Jesus is tired. He is very, very tired, trying to get away from the crowds. Boats, friends’ homes, nothing seemed to work to free him from the needy but persistent crowd. In Matthew, this woman is even considered an unwelcome and persistent pest by the disciples. These women! But here the scene is between Jesus and this woman who breaks in on his solitude, his rest. She begs his help for her possessed daughter. He snaps at her that he is here to feed the lost sheep of Israel. She quotes a current proverb that even the dogs eat the crumbs under the table. And Jesus is caught up short. He sees her, really sees her. A human person with whom he can debate, but moreover, whom he can save. And he does, both her and her daughter. This is about food, nourishment. This narrative falls between the two feedings of the masses, the five thousand (Mk 6:31-44) and the four thousand (Mk 8:1-10). Jesus’ bread is so bounteous that there is enough to feed all, and baskets of leftovers, with crumbs under the table plenteous enough to feed the lost, the little ones. And this woman feeds him as well. As we do when we pray to God, thank God, returning to God the love which he gives us.

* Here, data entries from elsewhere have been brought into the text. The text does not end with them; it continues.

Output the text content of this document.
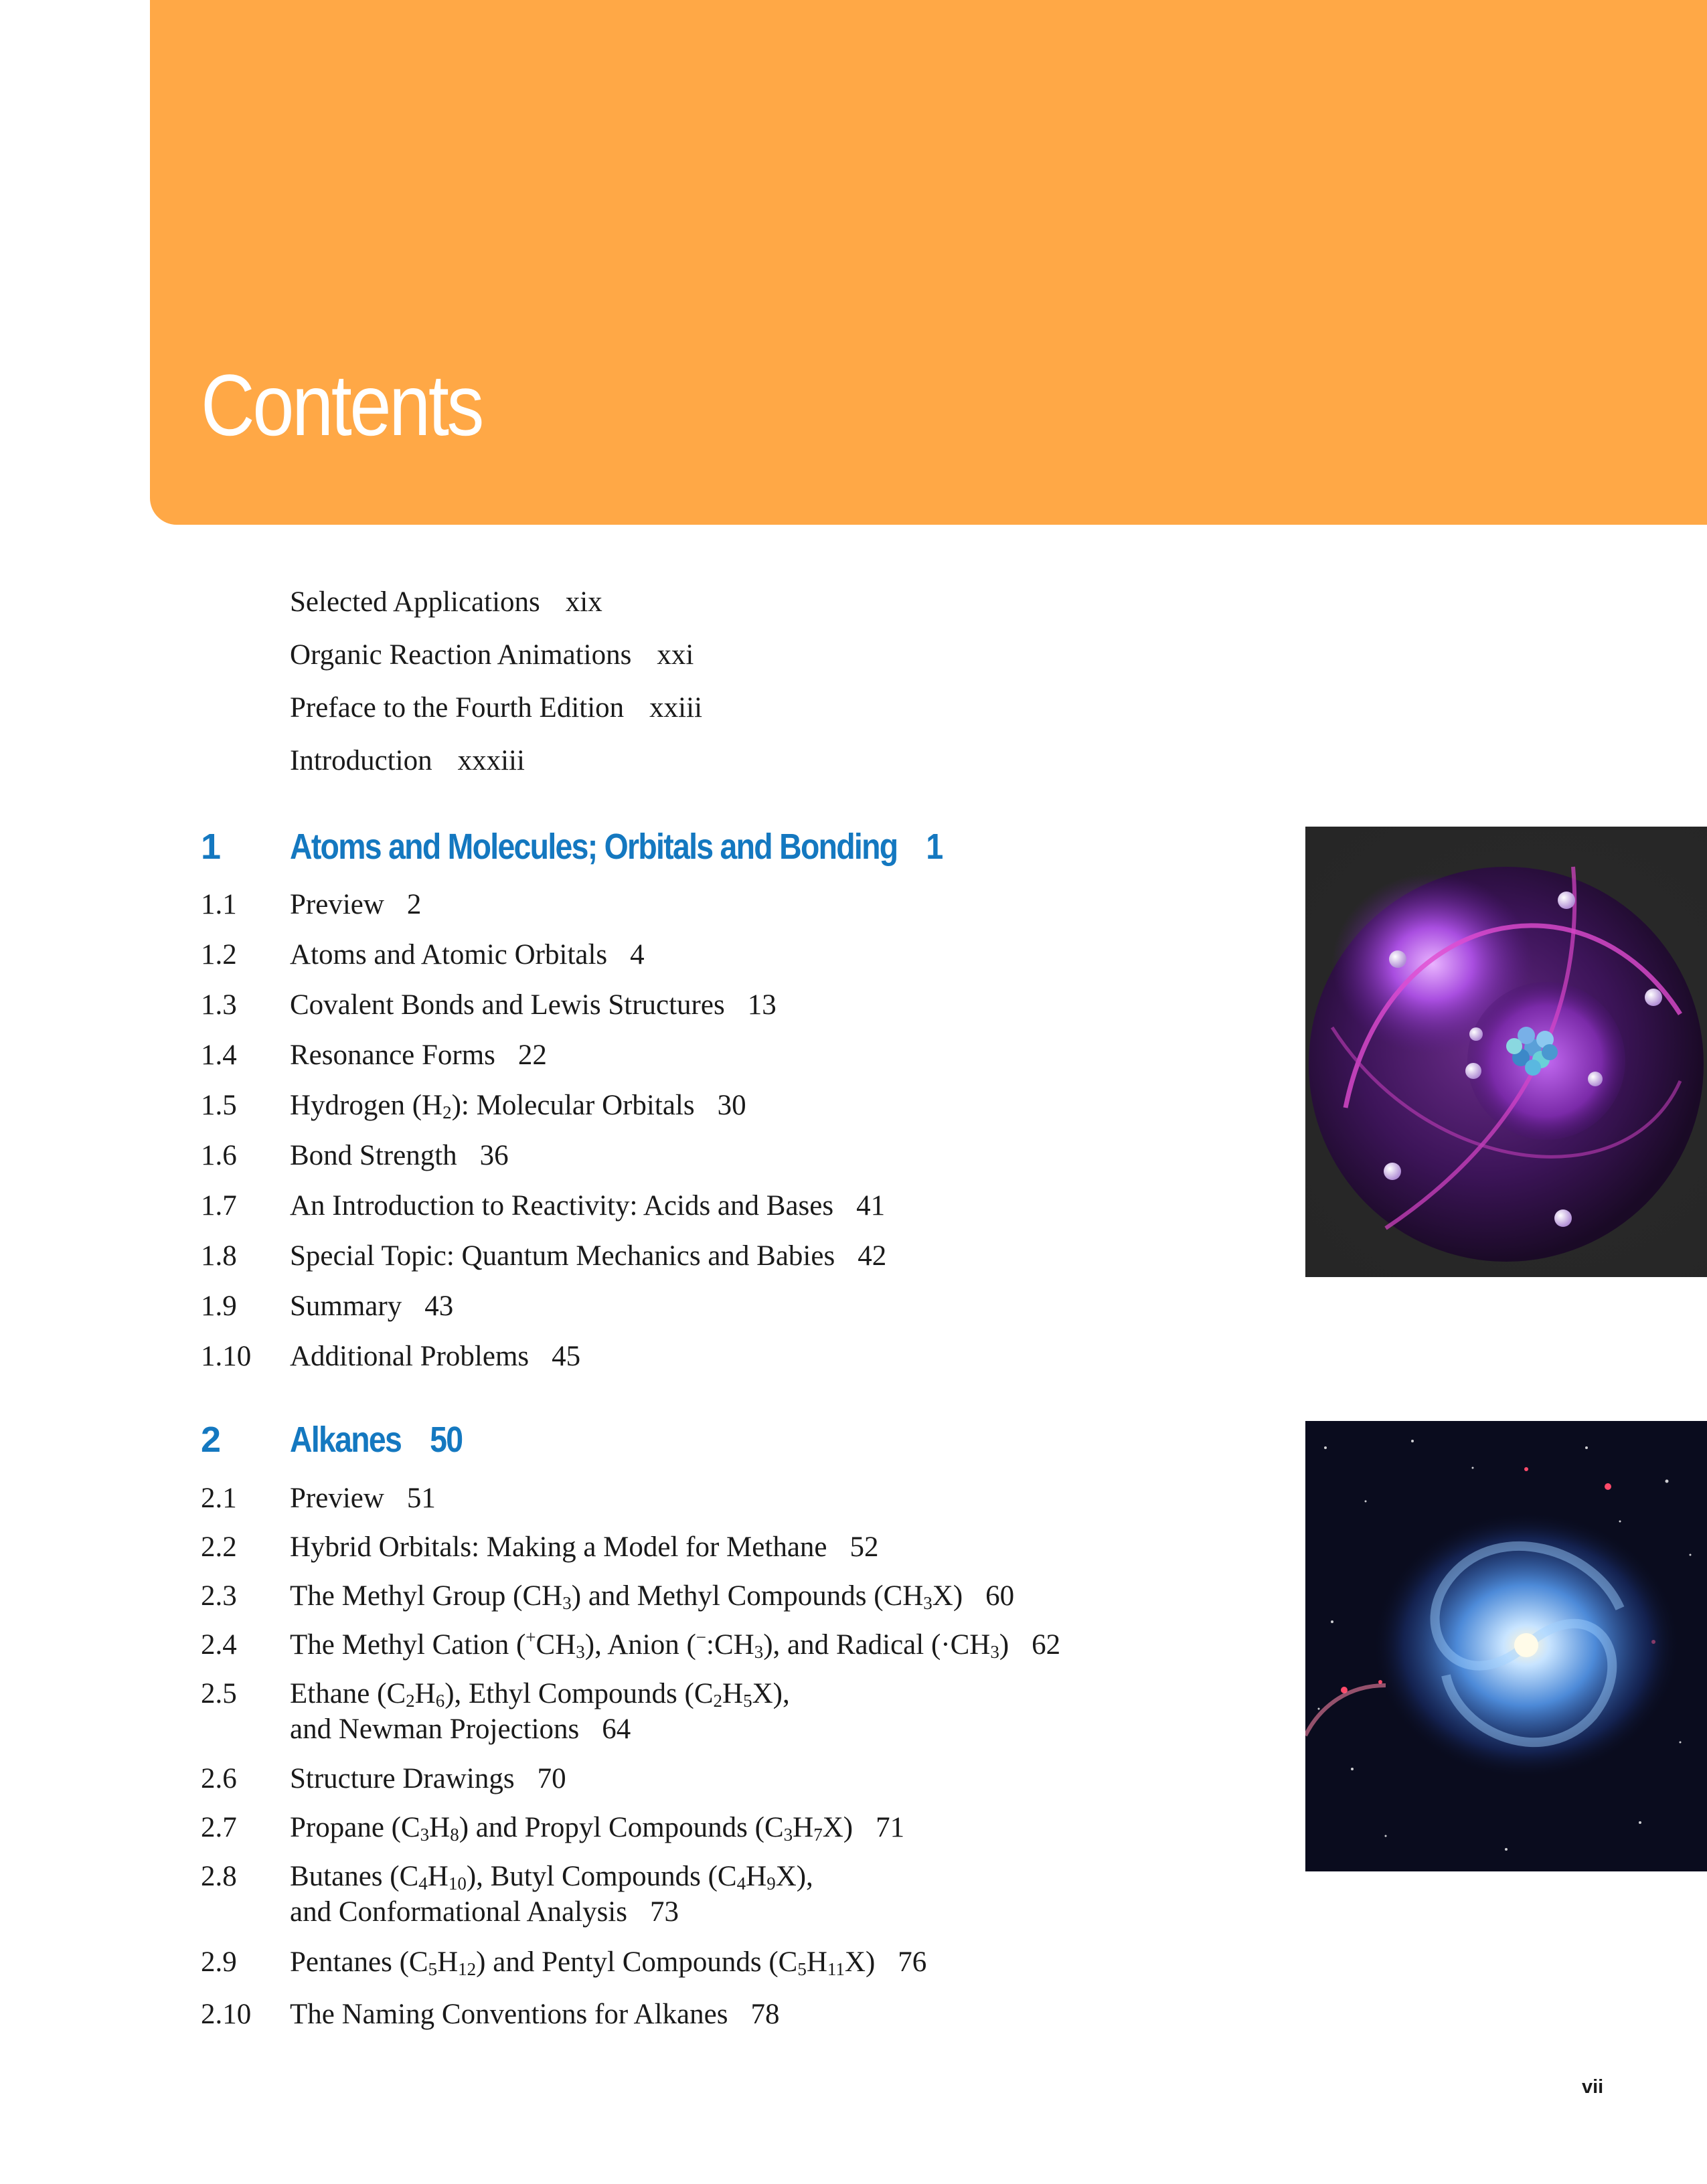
Contents
Selected Applications xix
Organic Reaction Animations xxi
Preface to the Fourth Edition xxiii
Introduction xxxiii
1 Atoms and Molecules; Orbitals and Bonding 1
1.1 Preview 2
1.2 Atoms and Atomic Orbitals 4
1.3 Covalent Bonds and Lewis Structures 13
1.4 Resonance Forms 22
1.5 Hydrogen $(H_2)$: Molecular Orbitals 30
1.6 Bond Strength 36
1.7 An Introduction to Reactivity: Acids and Bases 41
1.8 Special Topic: Quantum Mechanics and Babies 42
1.9 Summary 43
1.10 Additional Problems 45
2 Alkanes 50
2.1 Preview 51
2.2 Hybrid Orbitals: Making a Model for Methane 52
2.3 The Methyl Group $(CH_3)$ and Methyl Compounds $(CH_3X)$ 60
2.4 The Methyl Cation $(^+CH_3)$, Anion $(^-:CH_3)$, and Radical $(\cdot CH_3)$ 62
2.5 Ethane $(C_2H_6)$, Ethyl Compounds $(C_2H_5X)$,
and Newman Projections 64
2.6 Structure Drawings 70
2.7 Propane $(C_3H_8)$ and Propyl Compounds $(C_3H_7X)$ 71
2.8 Butanes $(C_4H_{10})$, Butyl Compounds $(C_4H_9X)$,
and Conformational Analysis 73
2.9 Pentanes $(C_5H_{12})$ and Pentyl Compounds $(C_5H_{11}X)$ 76
2.10 The Naming Conventions for Alkanes 78
vii
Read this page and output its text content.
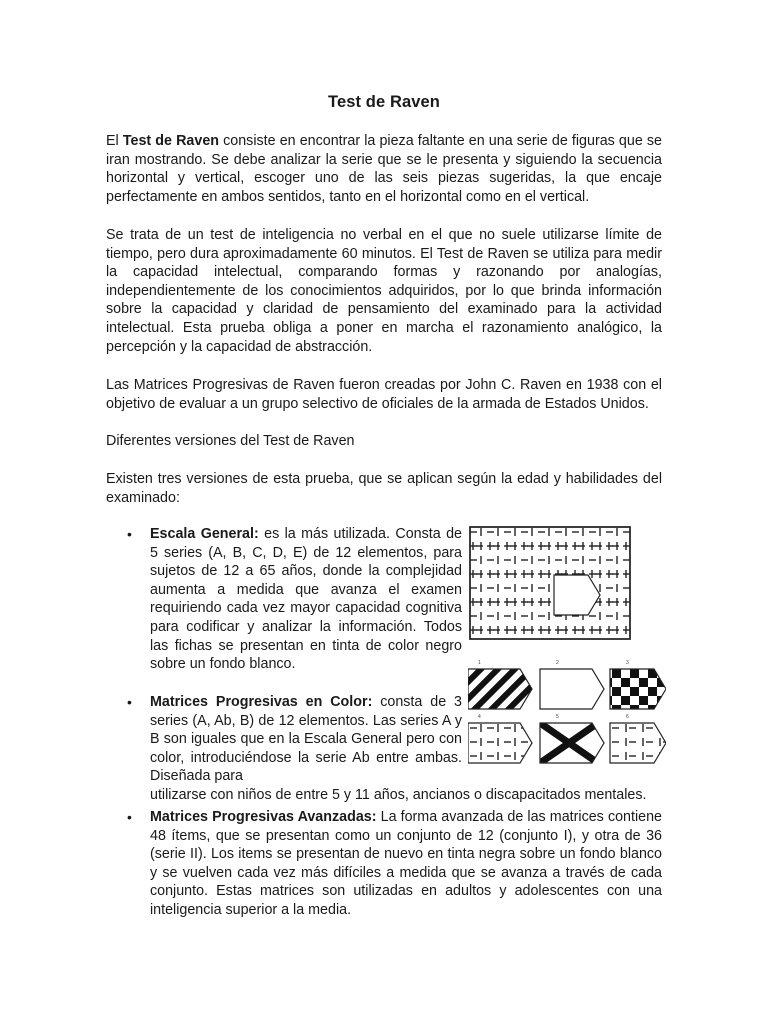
Test de Raven

El Test de Raven consiste en encontrar la pieza faltante en una serie de figuras que se iran mostrando. Se debe analizar la serie que se le presenta y siguiendo la secuencia horizontal y vertical, escoger uno de las seis piezas sugeridas, la que encaje perfectamente en ambos sentidos, tanto en el horizontal como en el vertical.

Se trata de un test de inteligencia no verbal en el que no suele utilizarse límite de tiempo, pero dura aproximadamente 60 minutos. El Test de Raven se utiliza para medir la capacidad intelectual, comparando formas y razonando por analogías, independientemente de los conocimientos adquiridos, por lo que brinda información sobre la capacidad y claridad de pensamiento del examinado para la actividad intelectual. Esta prueba obliga a poner en marcha el razonamiento analógico, la percepción y la capacidad de abstracción.

Las Matrices Progresivas de Raven fueron creadas por John C. Raven en 1938 con el objetivo de evaluar a un grupo selectivo de oficiales de la armada de Estados Unidos.

Diferentes versiones del Test de Raven

Existen tres versiones de esta prueba, que se aplican según la edad y habilidades del examinado:

• Escala General: es la más utilizada. Consta de 5 series (A, B, C, D, E) de 12 elementos, para sujetos de 12 a 65 años, donde la complejidad aumenta a medida que avanza el examen requiriendo cada vez mayor capacidad cognitiva para codificar y analizar la información. Todos las fichas se presentan en tinta de color negro sobre un fondo blanco.

• Matrices Progresivas en Color: consta de 3 series (A, Ab, B) de 12 elementos. Las series A y B son iguales que en la Escala General pero con color, introduciéndose la serie Ab entre ambas. Diseñada para

utilizarse con niños de entre 5 y 11 años, ancianos o discapacitados mentales.

• Matrices Progresivas Avanzadas: La forma avanzada de las matrices contiene 48 ítems, que se presentan como un conjunto de 12 (conjunto I), y otra de 36 (serie II). Los items se presentan de nuevo en tinta negra sobre un fondo blanco y se vuelven cada vez más difíciles a medida que se avanza a través de cada conjunto. Estas matrices son utilizadas en adultos y adolescentes con una inteligencia superior a la media.

1	2	3
4	5	6
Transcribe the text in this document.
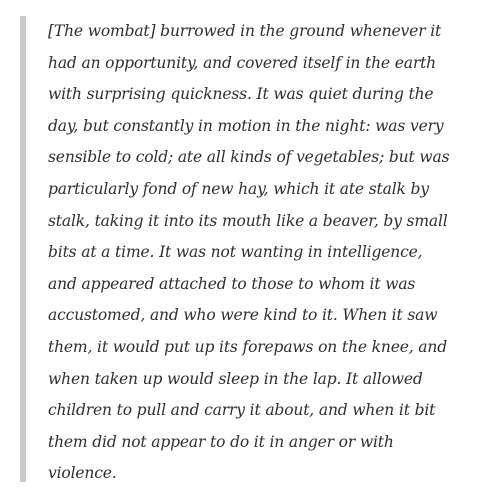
[The wombat] burrowed in the ground whenever it
had an opportunity, and covered itself in the earth
with surprising quickness. It was quiet during the
day, but constantly in motion in the night: was very
sensible to cold; ate all kinds of vegetables; but was
particularly fond of new hay, which it ate stalk by
stalk, taking it into its mouth like a beaver, by small
bits at a time. It was not wanting in intelligence,
and appeared attached to those to whom it was
accustomed, and who were kind to it. When it saw
them, it would put up its forepaws on the knee, and
when taken up would sleep in the lap. It allowed
children to pull and carry it about, and when it bit
them did not appear to do it in anger or with
violence.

We, too, are in a difficult place, just as the people in the Church in Corinth were. Just as the woman in need was. We are starving. Perhaps we need to remember what we heard, not so much from today’s Epistle (1 Cor 10:14-11:1), but from the one from Sunday, March 15, Romans 5:1-5, “Since we are justified by faith, we have peace with God through our Lord Jesus Christ, through whom we have obtained access to this grace in which we stand; and we boast in our hope of sharing the glory of God. And not only that, but we also boast in our sufferings, knowing that suffering produces endurance, and endurance produces character, and character produces hope, and hope does not disappoint us, because God’s love has been poured into our hearts through the Holy Spirit that has been given to us.” Amen.
Dr. Dana Kramer-Rolls is at Good Shepherd Episcopal Church, Berkeley, California and earned her master’s degree and PhD from the Graduate Theological Union, Berkeley, California.